The overall goal of this proposal is to establish a novel mechanism whereby microRNA (miRNA) miR-302/367 regulates neural tube closure (NTC). Disruption of NTC leads to neural tube defect (NTD), which is the second most common birth defect in humans affecting 1 to 1,000 births. However, the regulators and mechanisms that control NTC at post-transcriptional gene regulation levels remain largely unknown. We have created the first miRNA mouse model of NTD. We found that depletion of miR-302/367 leads to NTD and embryonic lethality. Neural precursor cells (NPCs) exhibit reduced proliferation, premature differentiation, and decreased survival in the mutant embryos. Importantly, we have identified individual miRNA targets with potent roles in specific cellular behaviors that are affected in mutant embryos. In addition, we found that miR-302/367 is associated with an RNA binding protein Lin41 to regulate gene expression; depletion of Lin41 also leads to NTD. These preliminary data lead to a novel hypothesis that miR-302/367 interacts with Lin41 to coordinately control multiple neural precursor cell (NPC) behaviors by regulating different miRNA targets during neural tube closure (NTC). In this project, we will determine miR-302/367 functions and their action mechanisms during neural tube closure.

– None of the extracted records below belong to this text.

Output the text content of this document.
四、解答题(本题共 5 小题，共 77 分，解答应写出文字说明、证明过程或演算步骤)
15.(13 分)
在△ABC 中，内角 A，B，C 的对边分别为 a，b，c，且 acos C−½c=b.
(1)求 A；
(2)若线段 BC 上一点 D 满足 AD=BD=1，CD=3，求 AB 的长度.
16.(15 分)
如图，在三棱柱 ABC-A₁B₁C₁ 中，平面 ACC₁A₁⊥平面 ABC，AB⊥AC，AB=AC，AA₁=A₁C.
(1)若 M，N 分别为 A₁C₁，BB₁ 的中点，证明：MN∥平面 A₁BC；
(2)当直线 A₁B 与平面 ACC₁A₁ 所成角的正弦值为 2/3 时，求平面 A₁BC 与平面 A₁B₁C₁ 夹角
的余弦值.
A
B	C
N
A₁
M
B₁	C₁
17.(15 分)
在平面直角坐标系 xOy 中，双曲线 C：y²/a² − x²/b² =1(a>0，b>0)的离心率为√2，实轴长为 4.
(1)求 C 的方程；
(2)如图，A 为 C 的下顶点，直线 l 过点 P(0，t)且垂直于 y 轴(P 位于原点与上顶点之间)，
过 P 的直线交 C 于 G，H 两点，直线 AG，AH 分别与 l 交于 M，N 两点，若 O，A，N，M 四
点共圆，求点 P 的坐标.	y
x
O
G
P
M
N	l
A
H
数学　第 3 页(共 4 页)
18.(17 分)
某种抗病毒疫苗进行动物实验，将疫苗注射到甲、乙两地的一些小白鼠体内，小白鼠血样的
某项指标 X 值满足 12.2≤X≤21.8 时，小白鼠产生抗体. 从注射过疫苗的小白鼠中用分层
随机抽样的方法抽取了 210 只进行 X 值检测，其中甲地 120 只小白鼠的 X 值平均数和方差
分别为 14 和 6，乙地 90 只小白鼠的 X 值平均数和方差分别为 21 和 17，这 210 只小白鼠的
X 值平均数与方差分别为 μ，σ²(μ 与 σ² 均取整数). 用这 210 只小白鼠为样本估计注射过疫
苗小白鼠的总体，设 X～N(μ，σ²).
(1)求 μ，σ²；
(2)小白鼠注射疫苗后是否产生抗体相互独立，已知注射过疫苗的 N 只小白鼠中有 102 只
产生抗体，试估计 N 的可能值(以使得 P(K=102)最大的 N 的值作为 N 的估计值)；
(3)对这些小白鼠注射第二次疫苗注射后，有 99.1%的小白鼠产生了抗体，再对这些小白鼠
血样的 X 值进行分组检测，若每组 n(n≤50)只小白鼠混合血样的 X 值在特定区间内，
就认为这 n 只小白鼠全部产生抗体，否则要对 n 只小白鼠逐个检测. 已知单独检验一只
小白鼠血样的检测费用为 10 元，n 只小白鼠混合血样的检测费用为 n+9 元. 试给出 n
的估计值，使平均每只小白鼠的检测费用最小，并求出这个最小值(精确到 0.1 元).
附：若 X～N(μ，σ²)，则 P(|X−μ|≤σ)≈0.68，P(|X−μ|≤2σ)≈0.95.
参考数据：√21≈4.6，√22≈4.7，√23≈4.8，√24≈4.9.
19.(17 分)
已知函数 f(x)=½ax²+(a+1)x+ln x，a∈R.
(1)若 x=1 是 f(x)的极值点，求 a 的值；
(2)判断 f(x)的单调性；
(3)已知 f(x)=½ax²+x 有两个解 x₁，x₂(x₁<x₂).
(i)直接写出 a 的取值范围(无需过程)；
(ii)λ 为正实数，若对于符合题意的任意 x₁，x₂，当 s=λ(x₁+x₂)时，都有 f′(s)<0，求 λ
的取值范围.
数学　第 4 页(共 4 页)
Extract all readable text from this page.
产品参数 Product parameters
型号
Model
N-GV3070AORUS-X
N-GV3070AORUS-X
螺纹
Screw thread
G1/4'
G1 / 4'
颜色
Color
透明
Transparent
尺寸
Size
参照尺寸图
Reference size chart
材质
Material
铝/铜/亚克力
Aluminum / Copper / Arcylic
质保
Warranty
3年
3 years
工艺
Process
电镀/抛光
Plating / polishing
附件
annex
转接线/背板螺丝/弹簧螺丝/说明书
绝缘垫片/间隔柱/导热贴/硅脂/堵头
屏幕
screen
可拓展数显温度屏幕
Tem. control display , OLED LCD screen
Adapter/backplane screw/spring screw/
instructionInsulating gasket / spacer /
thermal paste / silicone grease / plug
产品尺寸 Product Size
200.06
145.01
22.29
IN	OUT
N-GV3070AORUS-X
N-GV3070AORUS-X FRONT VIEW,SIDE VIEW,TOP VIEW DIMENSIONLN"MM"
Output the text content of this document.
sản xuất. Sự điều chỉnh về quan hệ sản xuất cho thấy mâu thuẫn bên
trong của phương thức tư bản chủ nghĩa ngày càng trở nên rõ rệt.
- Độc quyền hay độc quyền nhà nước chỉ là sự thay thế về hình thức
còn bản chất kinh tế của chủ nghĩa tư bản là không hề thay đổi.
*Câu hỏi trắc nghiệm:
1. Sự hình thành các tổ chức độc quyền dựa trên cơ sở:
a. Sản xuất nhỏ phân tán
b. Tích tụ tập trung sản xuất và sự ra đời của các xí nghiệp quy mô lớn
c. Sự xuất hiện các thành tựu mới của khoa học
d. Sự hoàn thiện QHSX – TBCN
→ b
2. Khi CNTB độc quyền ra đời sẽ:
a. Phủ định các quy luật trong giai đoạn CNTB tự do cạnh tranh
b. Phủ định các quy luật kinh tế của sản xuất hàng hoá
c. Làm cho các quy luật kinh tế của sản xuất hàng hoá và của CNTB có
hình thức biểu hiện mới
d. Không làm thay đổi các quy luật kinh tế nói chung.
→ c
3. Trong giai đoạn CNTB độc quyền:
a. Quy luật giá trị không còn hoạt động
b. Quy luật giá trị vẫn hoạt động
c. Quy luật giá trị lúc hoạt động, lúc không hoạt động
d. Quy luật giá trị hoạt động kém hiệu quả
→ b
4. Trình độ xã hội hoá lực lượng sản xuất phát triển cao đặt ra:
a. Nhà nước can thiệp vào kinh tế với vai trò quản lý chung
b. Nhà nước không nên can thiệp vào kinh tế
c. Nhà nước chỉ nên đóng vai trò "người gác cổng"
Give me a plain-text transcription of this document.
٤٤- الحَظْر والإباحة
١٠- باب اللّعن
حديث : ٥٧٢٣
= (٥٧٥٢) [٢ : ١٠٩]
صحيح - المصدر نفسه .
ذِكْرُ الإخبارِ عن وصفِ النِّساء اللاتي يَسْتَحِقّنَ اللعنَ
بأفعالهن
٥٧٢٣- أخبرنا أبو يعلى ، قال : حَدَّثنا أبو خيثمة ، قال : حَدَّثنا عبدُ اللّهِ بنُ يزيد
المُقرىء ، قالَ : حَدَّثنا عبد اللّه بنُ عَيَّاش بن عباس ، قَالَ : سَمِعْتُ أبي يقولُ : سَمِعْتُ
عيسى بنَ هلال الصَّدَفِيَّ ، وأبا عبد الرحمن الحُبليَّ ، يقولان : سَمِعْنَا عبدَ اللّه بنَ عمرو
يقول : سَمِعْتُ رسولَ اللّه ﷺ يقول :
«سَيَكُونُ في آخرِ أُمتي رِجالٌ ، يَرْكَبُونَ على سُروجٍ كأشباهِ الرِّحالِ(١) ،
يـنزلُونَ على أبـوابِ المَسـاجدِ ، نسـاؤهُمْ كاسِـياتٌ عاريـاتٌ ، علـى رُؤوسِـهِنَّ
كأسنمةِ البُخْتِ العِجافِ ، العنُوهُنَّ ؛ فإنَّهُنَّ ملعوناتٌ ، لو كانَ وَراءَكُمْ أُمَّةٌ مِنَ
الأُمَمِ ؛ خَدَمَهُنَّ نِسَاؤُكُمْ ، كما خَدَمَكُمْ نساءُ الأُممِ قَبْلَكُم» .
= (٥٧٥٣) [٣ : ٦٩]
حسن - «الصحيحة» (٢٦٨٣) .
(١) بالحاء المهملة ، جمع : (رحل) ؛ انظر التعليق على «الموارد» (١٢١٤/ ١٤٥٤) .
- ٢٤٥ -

Three specific aims will be pursued: 1) Determine the developmental and cellular basis of neural tube defect (NTD) in miR-302/367 mutant mice; 2) Test whether individual genes that we have identified as targets of miR-302 mediate specific cellular behaviors during neural tube closure; 3) Test the hypothesis that miR-302 functions together with Lin41 to regulate gene expression and NPC behaviors during neural tube closure. Together, these studies will improve our understanding of genetic factors associated with NTD and provide novel insights into mechanisms underlying neural tube closure and neural tube defect (NTD).
Neural tube closure (NTC) is the process whereby a flat sheet of neural plate is folded into a neural tube. Disruption of NTC leads to neural tube defects (NTD), the second most common birth defect in humans, affecting 1 in 1,000 births. Preventing NTD requires the understanding the mechanism of NTC and the biological basis of NTD. This project seeks to establish a novel mechanism by which microRNA (miRNA) regulates NTC and understand how its disruption leads to NTD.